就连那尊黑暗法相本身,都仿佛连光线都能冻结。
它抬起手掌。
一掌拍下。
这一掌,已非单纯的黑暗法则,而是化作一个吞噬万物的绝对黑域。
帝关城墙上,有大圣级强者只是远远观望这一掌。
便觉自身神魂都要被那股吸力抽离体外,骇得连忙闭目转头,再不敢直视。
然而,阿弥陀佛大帝面对这吞天噬地的一掌,却只是淡然一笑。
他将降魔杵交于左手,右手缓缓抬起,拇指与中指轻轻相捻。
这个动作,不带丝毫烟火气,甚至感受不到任何法力波动。
但随着这个法印的结成,阿弥陀佛大帝身后,忽然有光。
那不是刺目的、灼热的、令人畏惧的光。
那是一种遍照十方的金色佛光。
在这光芒之中,一尊大佛虚影缓缓浮现。
这尊大佛有多大?
那尊庞大到无边无际的黑暗法相,在大佛虚影面前,竟如萤火之于皓月。
大佛仅仅是一个低眉,其垂下的眼帘,便已覆盖了整片帝关战场的天空。
一掌落下。
没有惊天动地的碰撞,没有毁天灭地的爆炸。
黑暗法相那足以湮灭星域的一掌,打在大佛虚影之上,竟如泥牛入海,连一丝涟漪都未曾荡起。

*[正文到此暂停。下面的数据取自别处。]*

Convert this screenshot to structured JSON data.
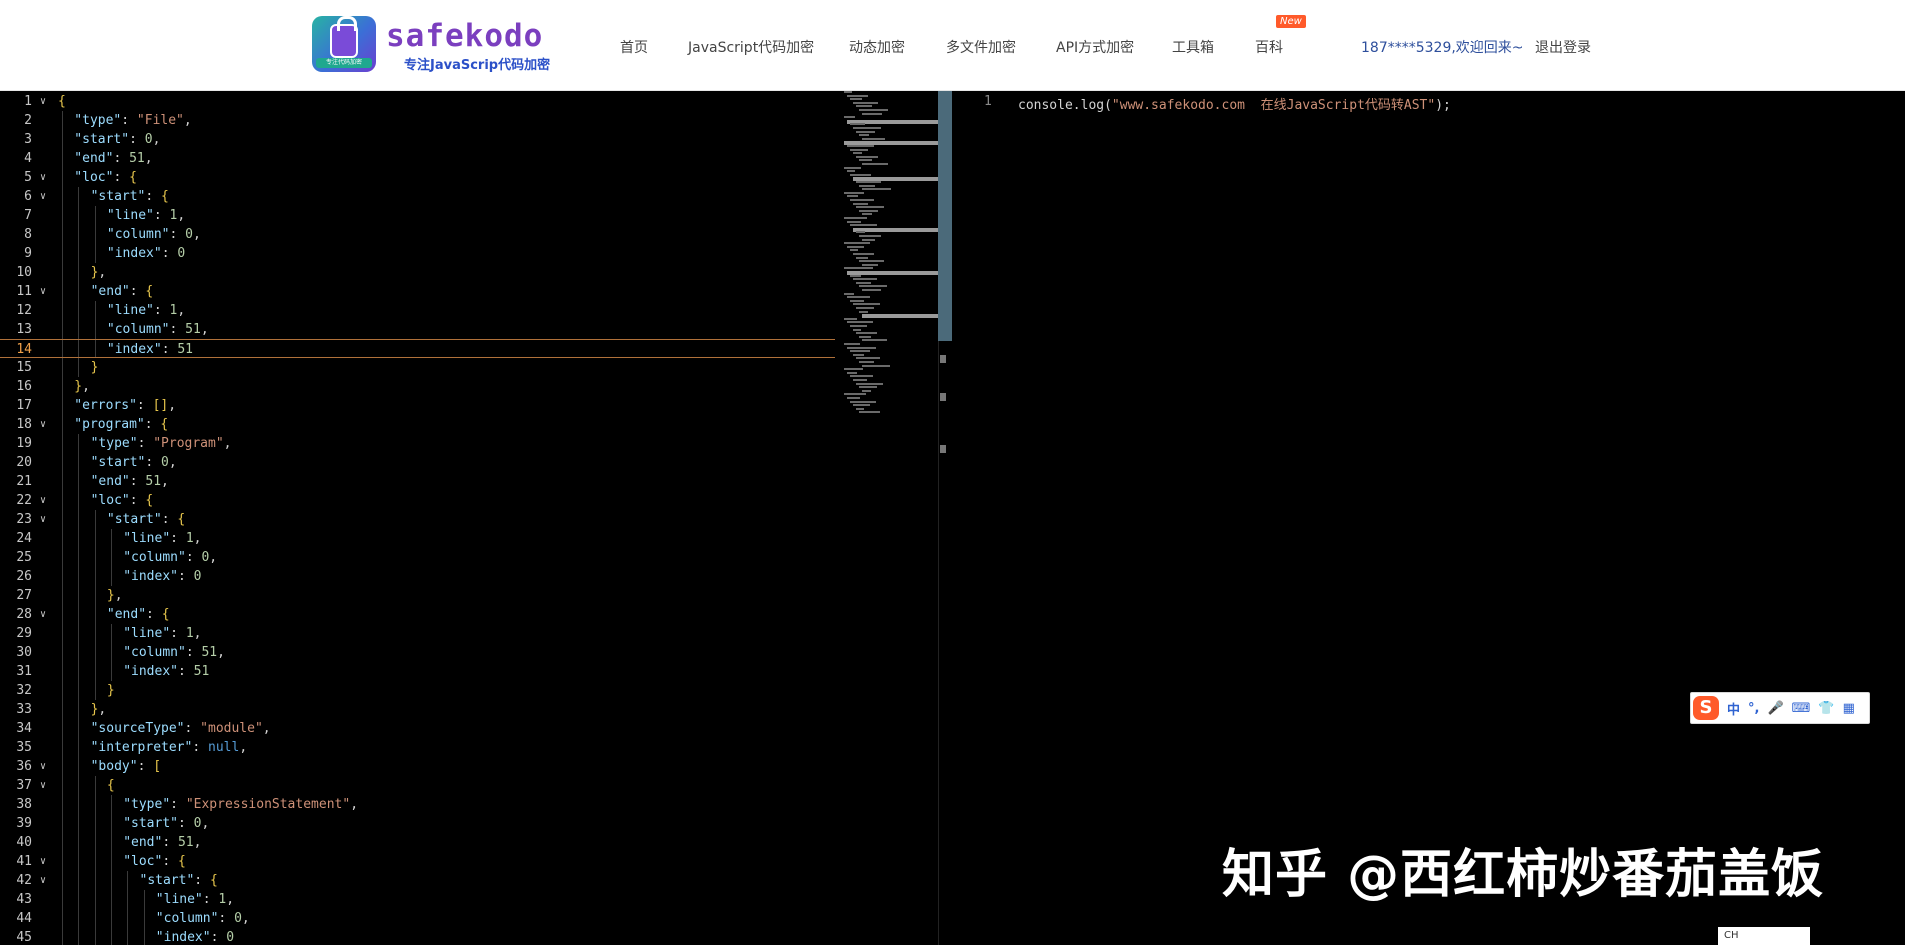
{
  "brand": {
    "name": "safekodo",
    "tagline": "专注JavaScrip代码加密",
    "badge_text": "专注代码加密",
    "colors": {
      "title": "#7b3fbf",
      "tagline": "#2b50c8",
      "badge": "#1fa88f"
    }
  },
  "nav": {
    "items": [
      {
        "label": "首页"
      },
      {
        "label": "JavaScript代码加密"
      },
      {
        "label": "动态加密"
      },
      {
        "label": "多文件加密"
      },
      {
        "label": "API方式加密"
      },
      {
        "label": "工具箱"
      },
      {
        "label": "百科"
      }
    ],
    "new_badge": "New",
    "user": "187****5329,欢迎回来~",
    "logout": "退出登录"
  },
  "left_editor": {
    "current_line": 14,
    "lines": [
      {
        "n": 1,
        "fold": true,
        "indent": 0,
        "t": "{"
      },
      {
        "n": 2,
        "indent": 1,
        "t": "\"type\": \"File\","
      },
      {
        "n": 3,
        "indent": 1,
        "t": "\"start\": 0,"
      },
      {
        "n": 4,
        "indent": 1,
        "t": "\"end\": 51,"
      },
      {
        "n": 5,
        "fold": true,
        "indent": 1,
        "t": "\"loc\": {"
      },
      {
        "n": 6,
        "fold": true,
        "indent": 2,
        "t": "\"start\": {"
      },
      {
        "n": 7,
        "indent": 3,
        "t": "\"line\": 1,"
      },
      {
        "n": 8,
        "indent": 3,
        "t": "\"column\": 0,"
      },
      {
        "n": 9,
        "indent": 3,
        "t": "\"index\": 0"
      },
      {
        "n": 10,
        "indent": 2,
        "t": "},"
      },
      {
        "n": 11,
        "fold": true,
        "indent": 2,
        "t": "\"end\": {"
      },
      {
        "n": 12,
        "indent": 3,
        "t": "\"line\": 1,"
      },
      {
        "n": 13,
        "indent": 3,
        "t": "\"column\": 51,"
      },
      {
        "n": 14,
        "indent": 3,
        "t": "\"index\": 51"
      },
      {
        "n": 15,
        "indent": 2,
        "t": "}"
      },
      {
        "n": 16,
        "indent": 1,
        "t": "},"
      },
      {
        "n": 17,
        "indent": 1,
        "t": "\"errors\": [],"
      },
      {
        "n": 18,
        "fold": true,
        "indent": 1,
        "t": "\"program\": {"
      },
      {
        "n": 19,
        "indent": 2,
        "t": "\"type\": \"Program\","
      },
      {
        "n": 20,
        "indent": 2,
        "t": "\"start\": 0,"
      },
      {
        "n": 21,
        "indent": 2,
        "t": "\"end\": 51,"
      },
      {
        "n": 22,
        "fold": true,
        "indent": 2,
        "t": "\"loc\": {"
      },
      {
        "n": 23,
        "fold": true,
        "indent": 3,
        "t": "\"start\": {"
      },
      {
        "n": 24,
        "indent": 4,
        "t": "\"line\": 1,"
      },
      {
        "n": 25,
        "indent": 4,
        "t": "\"column\": 0,"
      },
      {
        "n": 26,
        "indent": 4,
        "t": "\"index\": 0"
      },
      {
        "n": 27,
        "indent": 3,
        "t": "},"
      },
      {
        "n": 28,
        "fold": true,
        "indent": 3,
        "t": "\"end\": {"
      },
      {
        "n": 29,
        "indent": 4,
        "t": "\"line\": 1,"
      },
      {
        "n": 30,
        "indent": 4,
        "t": "\"column\": 51,"
      },
      {
        "n": 31,
        "indent": 4,
        "t": "\"index\": 51"
      },
      {
        "n": 32,
        "indent": 3,
        "t": "}"
      },
      {
        "n": 33,
        "indent": 2,
        "t": "},"
      },
      {
        "n": 34,
        "indent": 2,
        "t": "\"sourceType\": \"module\","
      },
      {
        "n": 35,
        "indent": 2,
        "t": "\"interpreter\": null,"
      },
      {
        "n": 36,
        "fold": true,
        "indent": 2,
        "t": "\"body\": ["
      },
      {
        "n": 37,
        "fold": true,
        "indent": 3,
        "t": "{"
      },
      {
        "n": 38,
        "indent": 4,
        "t": "\"type\": \"ExpressionStatement\","
      },
      {
        "n": 39,
        "indent": 4,
        "t": "\"start\": 0,"
      },
      {
        "n": 40,
        "indent": 4,
        "t": "\"end\": 51,"
      },
      {
        "n": 41,
        "fold": true,
        "indent": 4,
        "t": "\"loc\": {"
      },
      {
        "n": 42,
        "fold": true,
        "indent": 5,
        "t": "\"start\": {"
      },
      {
        "n": 43,
        "indent": 6,
        "t": "\"line\": 1,"
      },
      {
        "n": 44,
        "indent": 6,
        "t": "\"column\": 0,"
      },
      {
        "n": 45,
        "indent": 6,
        "t": "\"index\": 0"
      }
    ]
  },
  "right_editor": {
    "line_number": "1",
    "code": "console.log(\"www.safekodo.com  在线JavaScript代码转AST\");"
  },
  "ime": {
    "logo": "S",
    "icons": [
      "中",
      "°,",
      "mic-icon",
      "keyboard-icon",
      "shirt-icon",
      "grid-icon"
    ],
    "mini_label": "CH"
  },
  "watermark": "知乎 @西红柿炒番茄盖饭"
}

反倒是那尊黑暗法相,从掌心开始,黑暗寸寸崩解,裂纹如蛛网般向上蔓延。
整条手臂在佛光的照耀下轰然碎裂,化作漫天黑气。
但这些黑气还未来得及逃逸,便在佛光中被磨灭掉了,化为缕缕青烟消散。
左侧黑暗至尊闷哼一声,嘴角溢出一缕黑色的血液。
她身后的法相剧烈颤抖,显然受创不轻。
就在此时,一直在后退的右侧黑暗至尊忽然停下了身形。
她看了左侧那位一眼。
只一眼,两人便已心意相通。
她们同时结印,口中诵念出晦涩古奥的音节。
那不是当世任何种族的语言,那是自血脉本源,流传下来的黑暗真言。
每一个音节自她们口中吐出,帝关战场的虚空中便会浮现出一枚漆黑的符文。
......
眨眼之间,亿万符文密布虚空,如同一张遮蔽天日的黑色天幕。
只不过这些符文都被阿弥陀佛大帝打爆了,一切化作齑粉。
那亿万枚漆黑的符文,还未真正凝聚成形,便如冰晶遇熔炉,在金色佛光的映照下寸寸炸裂,化作漫天飞灰。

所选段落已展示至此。